Now, at the start of 2021, i am looking at how to follow up from that work: many people are exhausted, teams are facing a new year whilst still being apart, and there is no clarity when this particular journey will end.
’Pause – Refresh – Renew’ was an idea that i introduced in the Campfire book, and am now developing out to the next stage: it considers how we let go of old models of work and working, and truly adapt into new ones. It is the breath we take at the top of a climb, before we continue the journey towards the summit.
The ‘Pause’ is about recognising the journey that we have made, and the price that has been paid. This price will vary by individual, and much of the cost may be hidden. It’s also a pause to consider how the Organisation itself has changed: what did we lose in the move to remote, what do we miss, and what have we gained. This may seem obvious, but is it the same ‘obvious’ to us all?
Refresh is about letting things go, and packing for the journey ahead: many of us carry forward weights that we could do without. From task lists to unspoken guilt, not all of the load that we carry is visible to everyone else, not necessarily to us ourselves! ‘Refresh’ is an activity of unpacking our bags, considering what is important, and what we can discard or give away.
Renewal is about the ‘us’ of the Organisation: a commitment to each other, and a conversation about the culture that will support us over the journey ahead. Culture is created through these conversations, and the actions that they provoke, so this is a chance to renew something that may feel as familiar as the carpet beneath our feet.

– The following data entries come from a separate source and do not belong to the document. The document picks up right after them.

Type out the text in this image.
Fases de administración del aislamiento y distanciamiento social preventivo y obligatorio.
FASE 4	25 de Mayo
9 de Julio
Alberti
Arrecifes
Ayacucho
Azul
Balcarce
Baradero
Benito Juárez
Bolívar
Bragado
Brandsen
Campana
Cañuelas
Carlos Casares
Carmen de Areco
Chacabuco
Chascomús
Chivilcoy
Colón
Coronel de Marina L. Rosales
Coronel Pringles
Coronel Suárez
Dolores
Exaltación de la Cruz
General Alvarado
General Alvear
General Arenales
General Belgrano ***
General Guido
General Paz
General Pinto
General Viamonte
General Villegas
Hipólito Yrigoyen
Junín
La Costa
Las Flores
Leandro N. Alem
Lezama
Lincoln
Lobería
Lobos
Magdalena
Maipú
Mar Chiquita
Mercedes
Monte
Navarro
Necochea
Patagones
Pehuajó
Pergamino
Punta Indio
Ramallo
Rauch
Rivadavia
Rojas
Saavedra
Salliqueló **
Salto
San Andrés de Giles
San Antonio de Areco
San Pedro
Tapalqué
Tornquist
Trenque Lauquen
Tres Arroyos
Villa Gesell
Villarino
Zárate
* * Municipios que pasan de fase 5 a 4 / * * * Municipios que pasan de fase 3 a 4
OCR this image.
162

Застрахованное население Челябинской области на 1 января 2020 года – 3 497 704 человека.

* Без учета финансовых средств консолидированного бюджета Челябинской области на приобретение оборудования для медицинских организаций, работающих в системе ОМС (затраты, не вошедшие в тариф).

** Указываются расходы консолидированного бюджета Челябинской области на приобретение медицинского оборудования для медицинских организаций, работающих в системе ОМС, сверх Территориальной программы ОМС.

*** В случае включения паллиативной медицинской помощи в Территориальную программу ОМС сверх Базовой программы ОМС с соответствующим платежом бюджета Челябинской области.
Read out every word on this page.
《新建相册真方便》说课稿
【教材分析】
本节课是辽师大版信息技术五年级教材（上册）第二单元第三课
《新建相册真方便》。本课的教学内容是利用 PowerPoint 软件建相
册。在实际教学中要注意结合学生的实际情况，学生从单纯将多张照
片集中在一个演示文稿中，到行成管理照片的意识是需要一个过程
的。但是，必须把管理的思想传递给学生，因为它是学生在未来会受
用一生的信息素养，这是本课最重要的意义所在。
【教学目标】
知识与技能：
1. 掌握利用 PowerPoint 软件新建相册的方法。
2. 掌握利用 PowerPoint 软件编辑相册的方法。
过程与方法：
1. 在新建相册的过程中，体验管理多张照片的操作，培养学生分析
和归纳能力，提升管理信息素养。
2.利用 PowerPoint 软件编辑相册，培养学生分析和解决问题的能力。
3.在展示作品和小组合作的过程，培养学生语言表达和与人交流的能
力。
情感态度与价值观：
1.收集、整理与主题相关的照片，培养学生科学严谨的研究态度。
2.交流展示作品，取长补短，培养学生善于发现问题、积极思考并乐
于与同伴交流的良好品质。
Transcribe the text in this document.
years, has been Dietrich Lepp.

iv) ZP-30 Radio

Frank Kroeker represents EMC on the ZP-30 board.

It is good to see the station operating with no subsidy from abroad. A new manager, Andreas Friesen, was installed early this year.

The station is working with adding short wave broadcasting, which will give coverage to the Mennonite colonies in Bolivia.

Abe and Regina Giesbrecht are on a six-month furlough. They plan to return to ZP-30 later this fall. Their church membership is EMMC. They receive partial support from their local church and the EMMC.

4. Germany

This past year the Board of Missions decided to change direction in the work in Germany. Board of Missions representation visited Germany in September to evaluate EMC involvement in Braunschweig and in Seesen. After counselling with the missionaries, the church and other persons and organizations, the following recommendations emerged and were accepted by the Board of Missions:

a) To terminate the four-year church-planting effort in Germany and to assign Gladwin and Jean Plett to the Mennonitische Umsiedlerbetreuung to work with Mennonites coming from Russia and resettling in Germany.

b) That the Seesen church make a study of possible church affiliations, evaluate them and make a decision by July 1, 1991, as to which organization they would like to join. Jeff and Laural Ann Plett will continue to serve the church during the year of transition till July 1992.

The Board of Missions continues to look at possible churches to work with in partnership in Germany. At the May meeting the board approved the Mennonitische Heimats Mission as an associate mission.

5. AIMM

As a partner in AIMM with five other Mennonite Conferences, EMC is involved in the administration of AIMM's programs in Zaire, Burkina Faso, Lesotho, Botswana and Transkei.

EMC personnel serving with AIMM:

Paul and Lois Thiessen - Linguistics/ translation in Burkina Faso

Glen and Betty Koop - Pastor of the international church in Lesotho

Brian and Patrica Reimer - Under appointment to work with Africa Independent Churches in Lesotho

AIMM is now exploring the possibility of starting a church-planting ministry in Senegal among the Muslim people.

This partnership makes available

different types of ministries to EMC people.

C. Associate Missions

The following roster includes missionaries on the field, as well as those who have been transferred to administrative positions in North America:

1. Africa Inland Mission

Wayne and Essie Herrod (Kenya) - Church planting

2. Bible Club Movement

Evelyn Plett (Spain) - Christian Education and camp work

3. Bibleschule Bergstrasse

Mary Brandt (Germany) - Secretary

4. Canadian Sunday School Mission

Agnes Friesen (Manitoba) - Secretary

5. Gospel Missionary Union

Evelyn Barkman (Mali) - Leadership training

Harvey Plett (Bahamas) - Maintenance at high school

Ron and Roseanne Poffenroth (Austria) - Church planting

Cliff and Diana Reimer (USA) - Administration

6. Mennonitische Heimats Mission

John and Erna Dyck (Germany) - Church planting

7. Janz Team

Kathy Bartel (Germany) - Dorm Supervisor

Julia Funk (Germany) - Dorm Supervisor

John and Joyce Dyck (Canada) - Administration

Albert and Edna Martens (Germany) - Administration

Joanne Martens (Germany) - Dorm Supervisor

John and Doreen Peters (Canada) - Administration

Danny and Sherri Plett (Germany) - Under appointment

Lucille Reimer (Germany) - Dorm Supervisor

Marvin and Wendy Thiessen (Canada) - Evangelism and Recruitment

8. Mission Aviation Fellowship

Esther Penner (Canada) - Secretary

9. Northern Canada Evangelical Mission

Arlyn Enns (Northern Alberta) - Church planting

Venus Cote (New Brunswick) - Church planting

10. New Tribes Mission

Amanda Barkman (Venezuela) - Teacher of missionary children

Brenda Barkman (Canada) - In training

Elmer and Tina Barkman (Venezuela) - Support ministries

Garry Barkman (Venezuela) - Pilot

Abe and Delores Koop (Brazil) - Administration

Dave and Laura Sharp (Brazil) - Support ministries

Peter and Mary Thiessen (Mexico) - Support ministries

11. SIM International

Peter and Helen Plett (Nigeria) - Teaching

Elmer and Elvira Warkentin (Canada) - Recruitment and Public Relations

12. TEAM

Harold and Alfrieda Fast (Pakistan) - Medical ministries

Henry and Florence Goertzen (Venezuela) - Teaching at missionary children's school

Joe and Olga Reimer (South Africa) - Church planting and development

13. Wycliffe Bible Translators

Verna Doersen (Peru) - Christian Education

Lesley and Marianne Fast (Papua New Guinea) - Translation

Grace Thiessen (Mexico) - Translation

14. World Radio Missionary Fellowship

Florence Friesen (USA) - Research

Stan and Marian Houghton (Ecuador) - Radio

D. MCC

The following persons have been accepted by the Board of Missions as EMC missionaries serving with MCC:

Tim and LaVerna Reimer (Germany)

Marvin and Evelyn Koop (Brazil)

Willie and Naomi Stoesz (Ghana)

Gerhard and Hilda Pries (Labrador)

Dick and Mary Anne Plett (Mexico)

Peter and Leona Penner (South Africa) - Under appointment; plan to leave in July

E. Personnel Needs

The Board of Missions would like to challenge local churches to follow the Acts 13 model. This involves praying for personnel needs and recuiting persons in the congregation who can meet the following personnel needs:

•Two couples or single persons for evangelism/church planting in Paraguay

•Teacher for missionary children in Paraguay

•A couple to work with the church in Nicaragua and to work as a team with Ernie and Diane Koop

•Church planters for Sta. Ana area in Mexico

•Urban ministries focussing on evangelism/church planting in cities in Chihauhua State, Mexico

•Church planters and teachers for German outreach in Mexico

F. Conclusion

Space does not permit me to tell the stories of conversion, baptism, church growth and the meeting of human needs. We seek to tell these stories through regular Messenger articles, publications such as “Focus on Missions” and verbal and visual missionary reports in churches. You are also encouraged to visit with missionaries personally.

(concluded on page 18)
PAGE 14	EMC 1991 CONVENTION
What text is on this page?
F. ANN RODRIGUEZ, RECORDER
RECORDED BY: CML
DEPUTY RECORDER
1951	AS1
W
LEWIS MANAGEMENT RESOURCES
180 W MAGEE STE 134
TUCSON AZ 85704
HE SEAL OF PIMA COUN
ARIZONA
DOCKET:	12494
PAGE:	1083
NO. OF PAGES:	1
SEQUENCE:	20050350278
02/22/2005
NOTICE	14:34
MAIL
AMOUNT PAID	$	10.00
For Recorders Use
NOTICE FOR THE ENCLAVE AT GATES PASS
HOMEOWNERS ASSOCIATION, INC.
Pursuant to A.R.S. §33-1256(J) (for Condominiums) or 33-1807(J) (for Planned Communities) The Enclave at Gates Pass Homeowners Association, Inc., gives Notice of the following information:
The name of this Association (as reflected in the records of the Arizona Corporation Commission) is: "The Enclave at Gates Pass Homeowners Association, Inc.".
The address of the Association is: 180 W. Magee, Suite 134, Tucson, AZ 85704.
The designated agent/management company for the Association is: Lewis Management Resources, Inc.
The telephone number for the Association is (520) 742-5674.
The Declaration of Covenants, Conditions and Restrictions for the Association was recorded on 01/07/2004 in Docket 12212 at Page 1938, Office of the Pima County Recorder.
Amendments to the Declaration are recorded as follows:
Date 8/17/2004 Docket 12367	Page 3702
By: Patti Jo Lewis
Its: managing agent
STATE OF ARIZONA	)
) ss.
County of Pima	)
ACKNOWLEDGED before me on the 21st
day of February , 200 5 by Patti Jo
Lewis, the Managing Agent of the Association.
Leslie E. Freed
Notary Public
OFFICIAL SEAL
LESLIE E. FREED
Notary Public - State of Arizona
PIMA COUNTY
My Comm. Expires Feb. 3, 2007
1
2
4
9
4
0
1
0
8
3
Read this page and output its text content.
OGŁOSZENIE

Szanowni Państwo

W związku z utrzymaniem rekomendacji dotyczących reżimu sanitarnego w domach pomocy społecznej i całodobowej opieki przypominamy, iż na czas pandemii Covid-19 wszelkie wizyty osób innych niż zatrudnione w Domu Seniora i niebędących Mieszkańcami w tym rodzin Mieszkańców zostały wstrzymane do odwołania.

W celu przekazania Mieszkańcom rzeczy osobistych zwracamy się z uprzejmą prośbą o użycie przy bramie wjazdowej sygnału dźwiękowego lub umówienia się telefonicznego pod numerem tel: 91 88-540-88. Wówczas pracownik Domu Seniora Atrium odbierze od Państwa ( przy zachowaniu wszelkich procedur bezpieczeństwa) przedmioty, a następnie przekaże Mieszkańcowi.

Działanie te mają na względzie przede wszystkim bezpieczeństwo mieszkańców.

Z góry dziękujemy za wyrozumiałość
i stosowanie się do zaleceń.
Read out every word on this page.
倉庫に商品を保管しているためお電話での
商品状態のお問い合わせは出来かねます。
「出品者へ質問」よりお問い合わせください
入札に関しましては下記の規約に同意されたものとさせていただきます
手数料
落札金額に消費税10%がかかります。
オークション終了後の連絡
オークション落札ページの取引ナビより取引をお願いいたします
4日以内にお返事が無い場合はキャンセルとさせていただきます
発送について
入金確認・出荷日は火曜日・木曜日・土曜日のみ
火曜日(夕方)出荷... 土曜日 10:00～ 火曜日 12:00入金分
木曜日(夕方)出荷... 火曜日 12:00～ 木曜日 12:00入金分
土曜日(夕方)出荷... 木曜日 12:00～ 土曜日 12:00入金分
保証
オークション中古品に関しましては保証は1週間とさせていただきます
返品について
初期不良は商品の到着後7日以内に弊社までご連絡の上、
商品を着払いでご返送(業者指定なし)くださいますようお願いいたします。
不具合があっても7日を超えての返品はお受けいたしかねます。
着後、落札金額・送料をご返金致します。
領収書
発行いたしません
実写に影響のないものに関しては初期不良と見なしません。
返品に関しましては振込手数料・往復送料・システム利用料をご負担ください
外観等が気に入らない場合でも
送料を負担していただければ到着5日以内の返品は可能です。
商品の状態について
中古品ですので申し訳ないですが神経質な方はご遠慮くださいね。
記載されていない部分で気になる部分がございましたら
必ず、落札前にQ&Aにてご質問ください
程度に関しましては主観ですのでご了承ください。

Of course, an ‘event’, or a ‘book’, cannot cause you to pause, cannot tell you what to carry forward or leave behind, and certainly cannot give you a new culture. It can only act as a framework or provocation for a sustained period of renewal, a period of activity that will be carried in a tension between every individual, but also in the word and actions of the Organisation itself: this year may be the time when the phrase ‘we are right behind you’ will need to be evidenced through action.